Notícias - FundaçõesAtuação do MPMG leva STJ a suspender penhora sobre faturamento da Unincor, em Três Corações
O Superior Tribunal de Justiça (STJ) deferiu liminar suspendendo decisão da Vara do Trabalho de Caxambu que mantinha penhora sobre o faturamento da Fundação Comunitária Tricordiana de Educação (FCTE), mantenedora da Universidade Vale do Rio Verde (Unincor), em Três Corações, no Sul de Minas.
A medida reforça os efeitos da Ação Civil Pública (ACP) ajuizada pelo Ministério Público de Minas Gerais (MPMG) para preservar o patrimônio essencial da instituição e garantir a continuidade de suas atividades educacionais.
A ACP foi proposta pela Promotoria de Justiça de Tutela das Fundações de Três Corações diante da grave crise econômico-financeira enfrentada pela FCTE, cuja dívida supera R$ 389 milhões. Na ação, o MPMG requereu a declaração de inalienabilidade e impenhorabilidade dos bens indispensáveis ao funcionamento da fundação, entre eles a sede da Unincor e a Fazenda Nossa Senhora Aparecida, utilizada em atividades práticas dos cursos de Medicina Veterinária, Agronomia e Engenharia Ambiental.
Em abril deste ano, a 2ª Vara Cível de Três Corações acolheu os pedidos liminares apresentados pelo Ministério Público, determinando a proteção desses bens e a criação de um fundo patrimonial destinado a concentrar as receitas da fundação para custeio de despesas essenciais, bem como de um fundo de reserva técnica voltado à substituição de penhoras e cobertura de passivos contingentes.
Apesar da decisão, a Vara do Trabalho de Caxambu manteve penhora sobre o faturamento da instituição para pagamento de crédito trabalhista.
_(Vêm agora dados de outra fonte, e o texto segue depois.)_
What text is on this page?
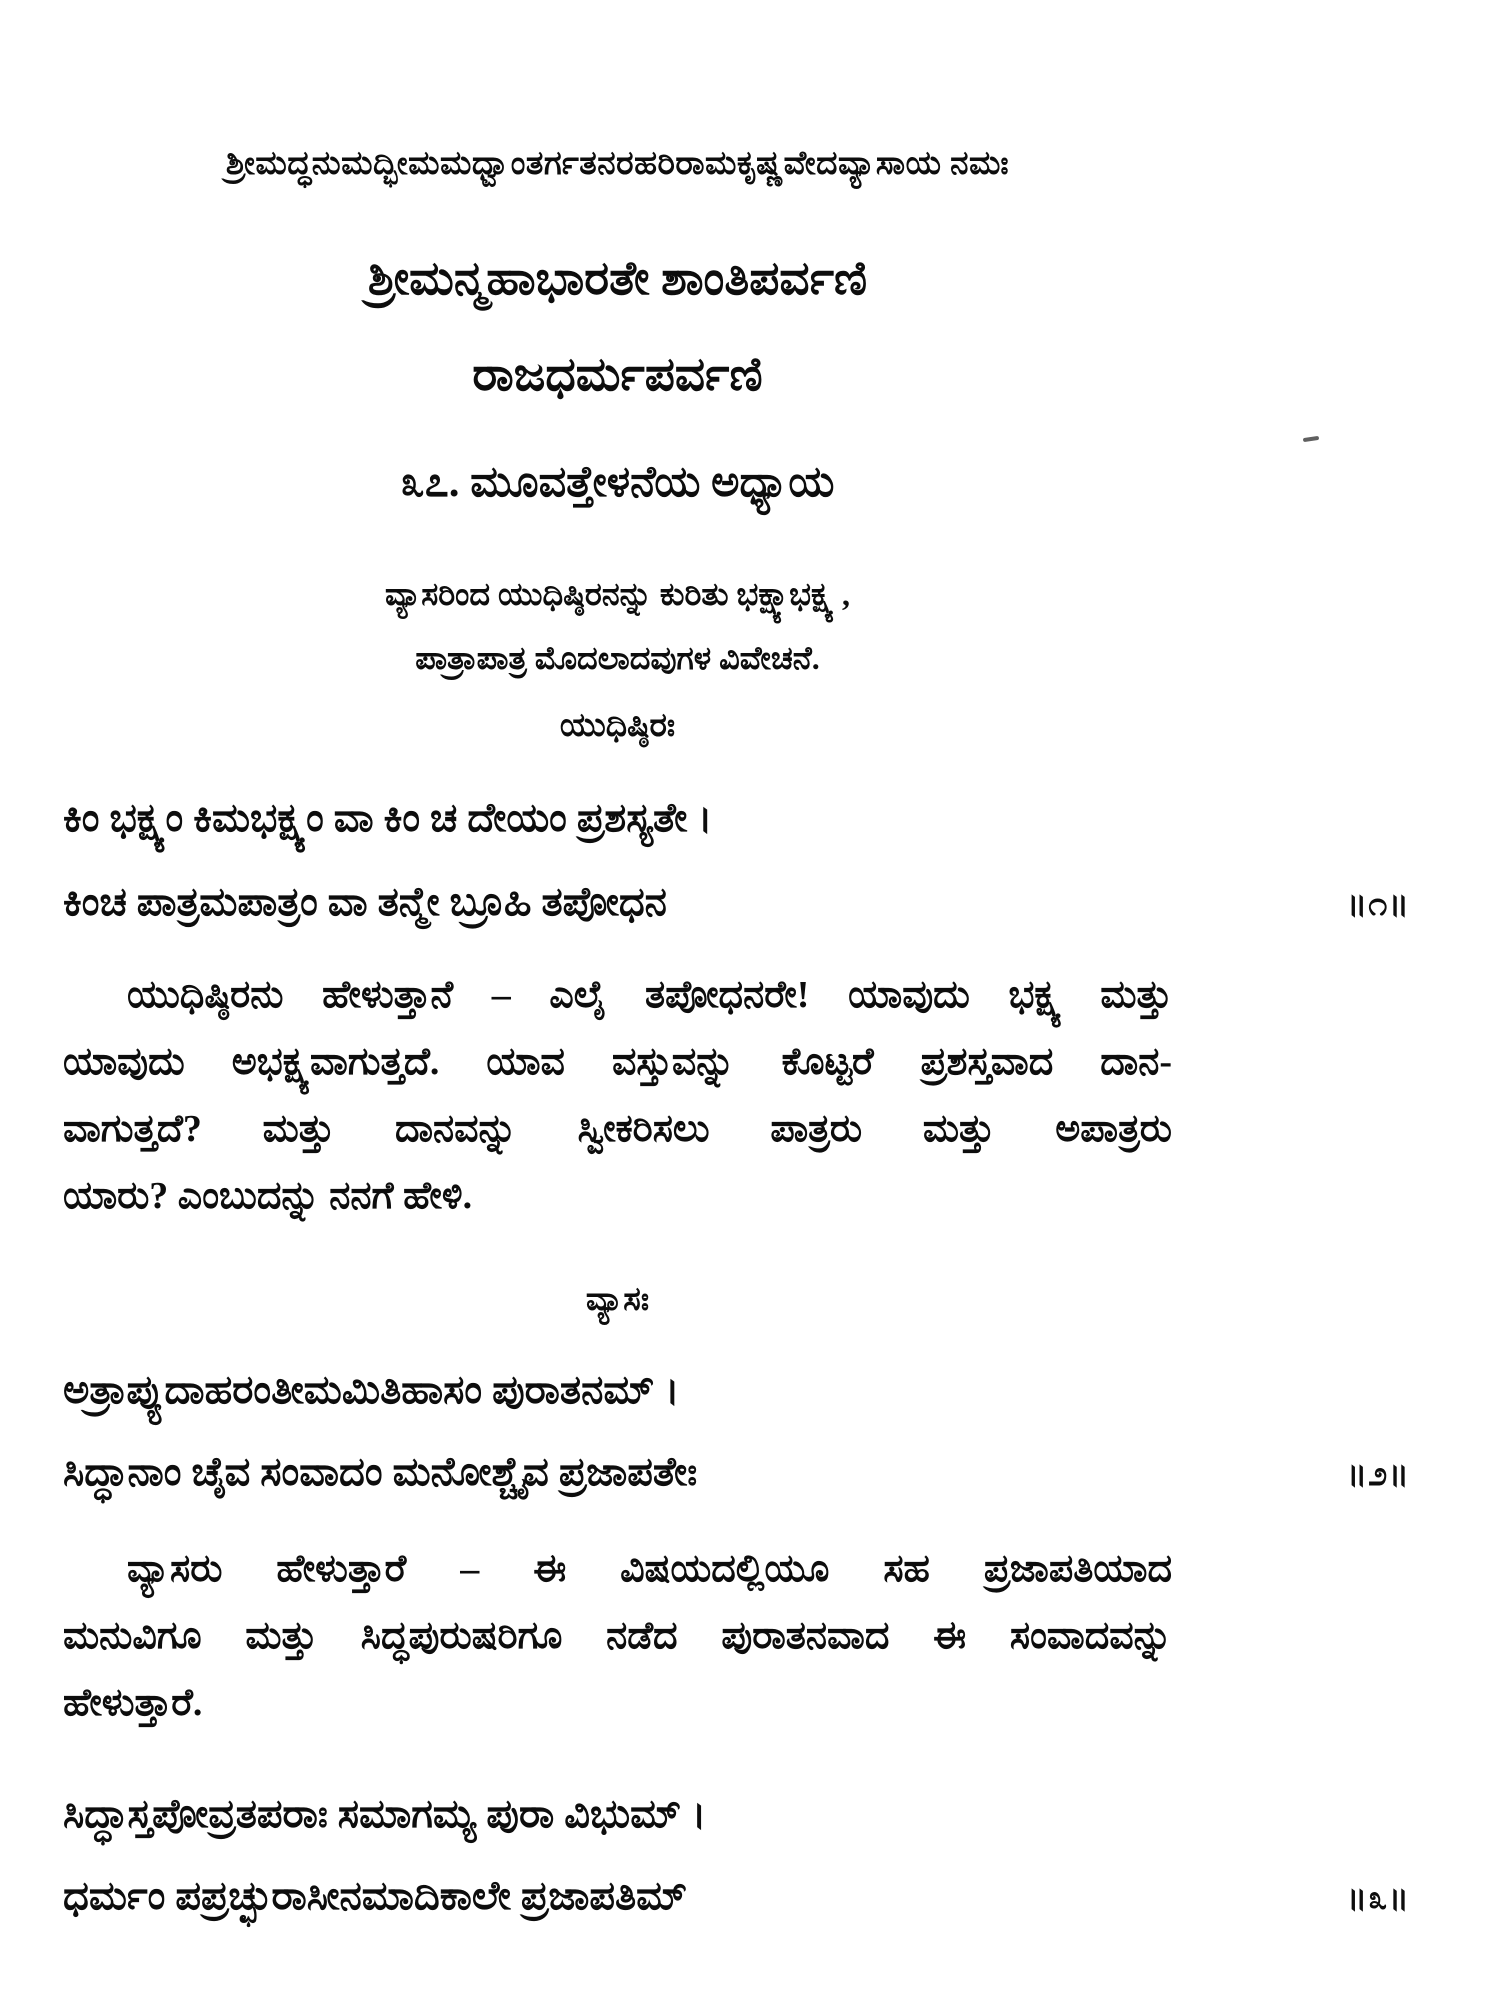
ಶ್ರೀಮದ್ಧನುಮದ್ಭೀಮಮಧ್ವಾಂತರ್ಗತನರಹರಿರಾಮಕೃಷ್ಣವೇದವ್ಯಾಸಾಯ ನಮಃ
ಶ್ರೀಮನ್ಮಹಾಭಾರತೇ ಶಾಂತಿಪರ್ವಣಿ
ರಾಜಧರ್ಮಪರ್ವಣಿ
೩೭. ಮೂವತ್ತೇಳನೆಯ ಅಧ್ಯಾಯ
ವ್ಯಾಸರಿಂದ ಯುಧಿಷ್ಠಿರನನ್ನು ಕುರಿತು ಭಕ್ಷ್ಯಾಭಕ್ಷ್ಯ ,
ಪಾತ್ರಾಪಾತ್ರ ಮೊದಲಾದವುಗಳ ವಿವೇಚನೆ.
ಯುಧಿಷ್ಠಿರಃ
ಕಿಂ ಭಕ್ಷ್ಯಂ ಕಿಮಭಕ್ಷ್ಯಂ ವಾ ಕಿಂ ಚ ದೇಯಂ ಪ್ರಶಸ್ಯತೇ ।
ಕಿಂಚ ಪಾತ್ರಮಪಾತ್ರಂ ವಾ ತನ್ಮೇ ಬ್ರೂಹಿ ತಪೋಧನ	॥೧॥
ಯುಧಿಷ್ಠಿರನು ಹೇಳುತ್ತಾನೆ – ಎಲೈ ತಪೋಧನರೇ! ಯಾವುದು ಭಕ್ಷ್ಯ ಮತ್ತು
ಯಾವುದು ಅಭಕ್ಷ್ಯವಾಗುತ್ತದೆ. ಯಾವ ವಸ್ತುವನ್ನು ಕೊಟ್ಟರೆ ಪ್ರಶಸ್ತವಾದ ದಾನ-
ವಾಗುತ್ತದೆ? ಮತ್ತು ದಾನವನ್ನು ಸ್ವೀಕರಿಸಲು ಪಾತ್ರರು ಮತ್ತು ಅಪಾತ್ರರು
ಯಾರು? ಎಂಬುದನ್ನು ನನಗೆ ಹೇಳಿ.
ವ್ಯಾಸಃ
ಅತ್ರಾಪ್ಯುದಾಹರಂತೀಮಮಿತಿಹಾಸಂ ಪುರಾತನಮ್ ।
ಸಿದ್ಧಾನಾಂ ಚೈವ ಸಂವಾದಂ ಮನೋಶ್ಚೈವ ಪ್ರಜಾಪತೇಃ	॥೨॥
ವ್ಯಾಸರು ಹೇಳುತ್ತಾರೆ – ಈ ವಿಷಯದಲ್ಲಿಯೂ ಸಹ ಪ್ರಜಾಪತಿಯಾದ
ಮನುವಿಗೂ ಮತ್ತು ಸಿದ್ಧಪುರುಷರಿಗೂ ನಡೆದ ಪುರಾತನವಾದ ಈ ಸಂವಾದವನ್ನು
ಹೇಳುತ್ತಾರೆ.
ಸಿದ್ಧಾಸ್ತಪೋವ್ರತಪರಾಃ ಸಮಾಗಮ್ಯ ಪುರಾ ವಿಭುಮ್ ।
ಧರ್ಮಂ ಪಪ್ರಚ್ಛುರಾಸೀನಮಾದಿಕಾಲೇ ಪ್ರಜಾಪತಿಮ್	॥೩॥
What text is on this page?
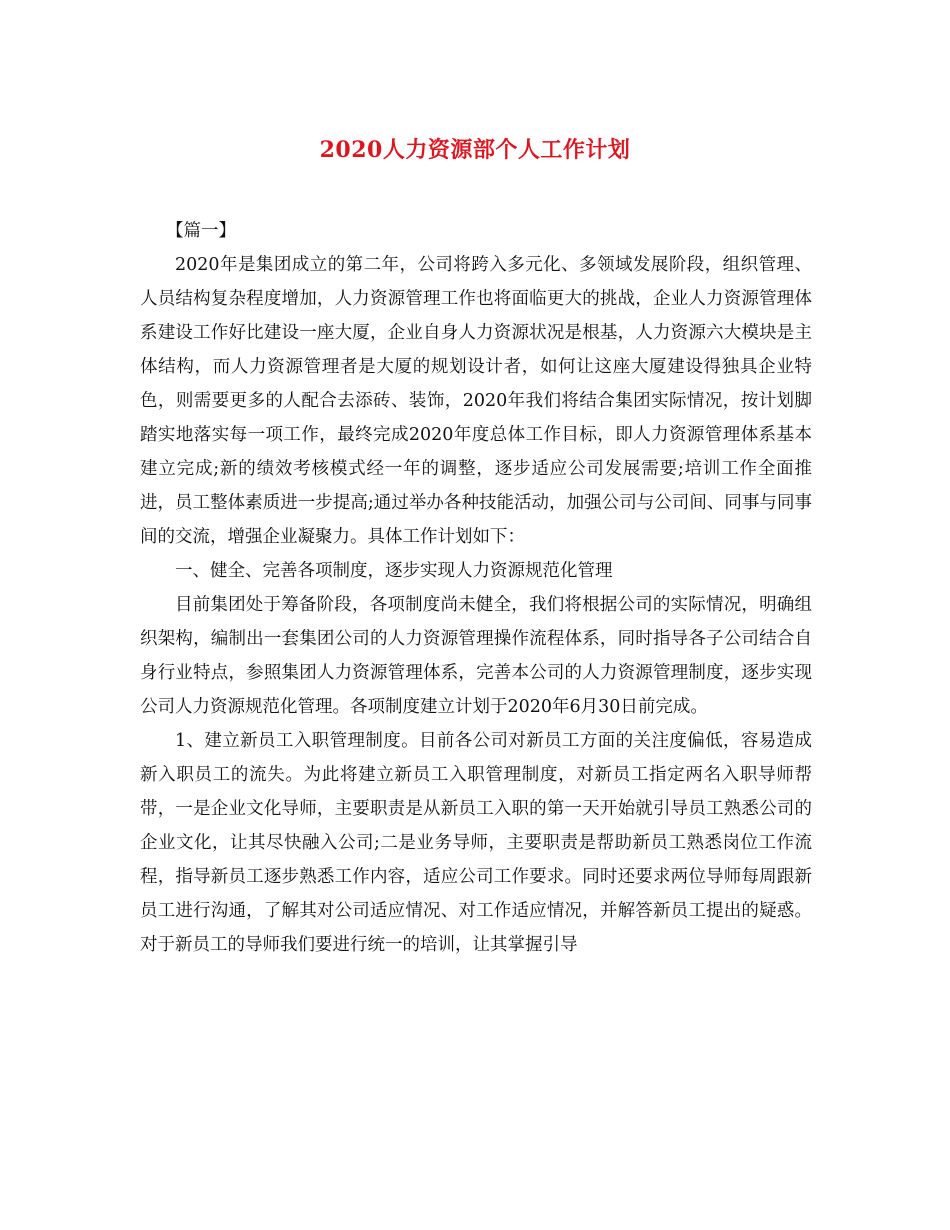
2020人力资源部个人工作计划

【篇一】

2020年是集团成立的第二年，公司将跨入多元化、多领域发展阶段，组织管理、人员结构复杂程度增加，人力资源管理工作也将面临更大的挑战，企业人力资源管理体系建设工作好比建设一座大厦，企业自身人力资源状况是根基，人力资源六大模块是主体结构，而人力资源管理者是大厦的规划设计者，如何让这座大厦建设得独具企业特色，则需要更多的人配合去添砖、装饰，2020年我们将结合集团实际情况，按计划脚踏实地落实每一项工作，最终完成2020年度总体工作目标，即人力资源管理体系基本建立完成;新的绩效考核模式经一年的调整，逐步适应公司发展需要;培训工作全面推进，员工整体素质进一步提高;通过举办各种技能活动，加强公司与公司间、同事与同事间的交流，增强企业凝聚力。具体工作计划如下：

一、健全、完善各项制度，逐步实现人力资源规范化管理

目前集团处于筹备阶段，各项制度尚未健全，我们将根据公司的实际情况，明确组织架构，编制出一套集团公司的人力资源管理操作流程体系，同时指导各子公司结合自身行业特点，参照集团人力资源管理体系，完善本公司的人力资源管理制度，逐步实现公司人力资源规范化管理。各项制度建立计划于2020年6月30日前完成。

1、建立新员工入职管理制度。目前各公司对新员工方面的关注度偏低，容易造成新入职员工的流失。为此将建立新员工入职管理制度，对新员工指定两名入职导师帮带，一是企业文化导师，主要职责是从新员工入职的第一天开始就引导员工熟悉公司的企业文化，让其尽快融入公司;二是业务导师，主要职责是帮助新员工熟悉岗位工作流程，指导新员工逐步熟悉工作内容，适应公司工作要求。同时还要求两位导师每周跟新员工进行沟通，了解其对公司适应情况、对工作适应情况，并解答新员工提出的疑惑。对于新员工的导师我们要进行统一的培训，让其掌握引导
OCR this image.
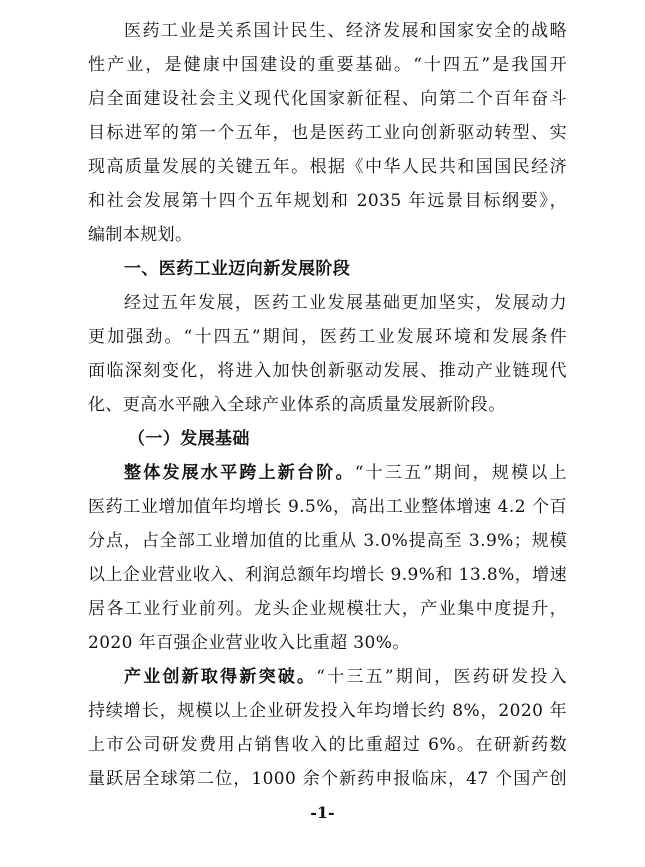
医药工业是关系国计民生、经济发展和国家安全的战略
性产业，是健康中国建设的重要基础。“十四五”是我国开
启全面建设社会主义现代化国家新征程、向第二个百年奋斗
目标进军的第一个五年，也是医药工业向创新驱动转型、实
现高质量发展的关键五年。根据《中华人民共和国国民经济
和社会发展第十四个五年规划和 2035 年远景目标纲要》，
编制本规划。
一、医药工业迈向新发展阶段
经过五年发展，医药工业发展基础更加坚实，发展动力
更加强劲。“十四五”期间，医药工业发展环境和发展条件
面临深刻变化，将进入加快创新驱动发展、推动产业链现代
化、更高水平融入全球产业体系的高质量发展新阶段。
（一）发展基础
整体发展水平跨上新台阶。“十三五”期间，规模以上
医药工业增加值年均增长 9.5%，高出工业整体增速 4.2 个百
分点，占全部工业增加值的比重从 3.0%提高至 3.9%；规模
以上企业营业收入、利润总额年均增长 9.9%和 13.8%，增速
居各工业行业前列。龙头企业规模壮大，产业集中度提升，
2020 年百强企业营业收入比重超 30%。
产业创新取得新突破。“十三五”期间，医药研发投入
持续增长，规模以上企业研发投入年均增长约 8%，2020 年
上市公司研发费用占销售收入的比重超过 6%。在研新药数
量跃居全球第二位，1000 余个新药申报临床，47 个国产创
-1-
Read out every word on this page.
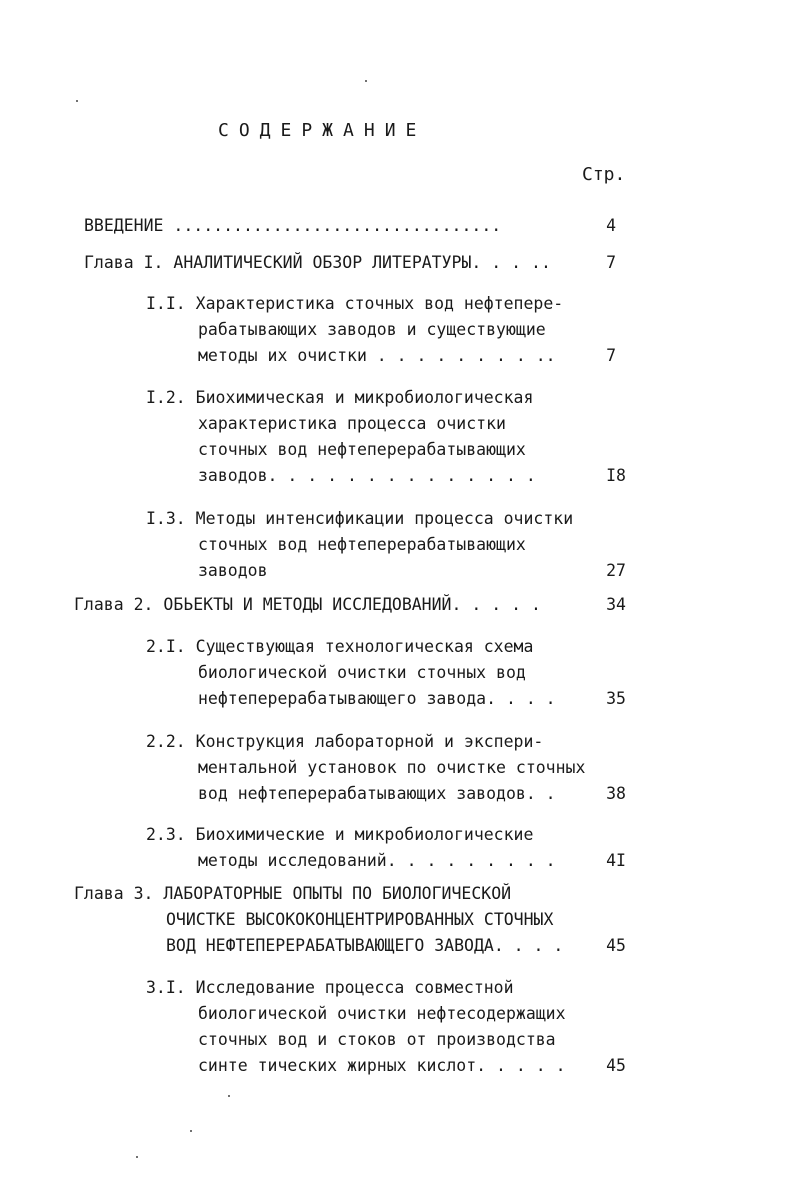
СОДЕРЖАНИЕ
Стр.
ВВЕДЕНИЕ .................................	4
Глава I. АНАЛИТИЧЕСКИЙ ОБЗОР ЛИТЕРАТУРЫ. . . ..	7
I.I. Характеристика сточных вод нефтепере-
рабатывающих заводов и существующие
методы их очистки . . . . . . . . ..	7
I.2. Биохимическая и микробиологическая
характеристика процесса очистки
сточных вод нефтеперерабатывающих
заводов. . . . . . . . . . . . . .	I8
I.3. Методы интенсификации процесса очистки
сточных вод нефтеперерабатывающих
заводов	27
Глава 2. ОБЬЕКТЫ И МЕТОДЫ ИССЛЕДОВАНИЙ. . . . .	34
2.I. Существующая технологическая схема
биологической очистки сточных вод
нефтеперерабатывающего завода. . . .	35
2.2. Конструкция лабораторной и экспери-
ментальной установок по очистке сточных
вод нефтеперерабатывающих заводов. .	38
2.3. Биохимические и микробиологические
методы исследований. . . . . . . . .	4I
Глава 3. ЛАБОРАТОРНЫЕ ОПЫТЫ ПО БИОЛОГИЧЕСКОЙ
ОЧИСТКЕ ВЫСОКОКОНЦЕНТРИРОВАННЫХ СТОЧНЫХ
ВОД НЕФТЕПЕРЕРАБАТЫВАЮЩЕГО ЗАВОДА. . . .	45
3.I. Исследование процесса совместной
биологической очистки нефтесодержащих
сточных вод и стоков от производства
синте тических жирных кислот. . . . .	45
Diante da divergência entre os juízos, a FCTE suscitou conflito de competência perante o STJ.
Ao analisar o caso, o presidente do STJ, ministro Herman Benjamin, entendeu, em juízo preliminar, que a decisão da Justiça estadual deve prevalecer no tocante às medidas destinadas à preservação das finalidades institucionais da fundação. Segundo o magistrado, embora a ação não tenha natureza de recuperação judicial, a tutela concedida na ACP busca resguardar interesse coletivo e possibilitar a satisfação do maior número possível de credores, sem comprometer a continuidade das atividades educacionais.
Na decisão, o ministro destacou que o fundo patrimonial criado por determinação judicial já prevê mecanismo para administração dos recursos da fundação e atendimento de obrigações financeiras, razão pela qual a manutenção da penhora sobre o faturamento poderia comprometer a efetividade das medidas estabelecidas na ACP. Com isso, foi determinada a suspensão da decisão da Vara do Trabalho de Caxambu até análise definitiva do conflito de competência.
Segundo o promotor de Justiça Fábio Pereira, a atuação do MPMG busca assegurar a continuidade dos serviços prestados pela FCTE, que atende cerca de três mil estudantes, emprega 465 trabalhadores, mantém convênios com programas educacionais como Prouni e Fies e oferece serviços à comunidade por meio de clínicas odontológica, psicológica e veterinária.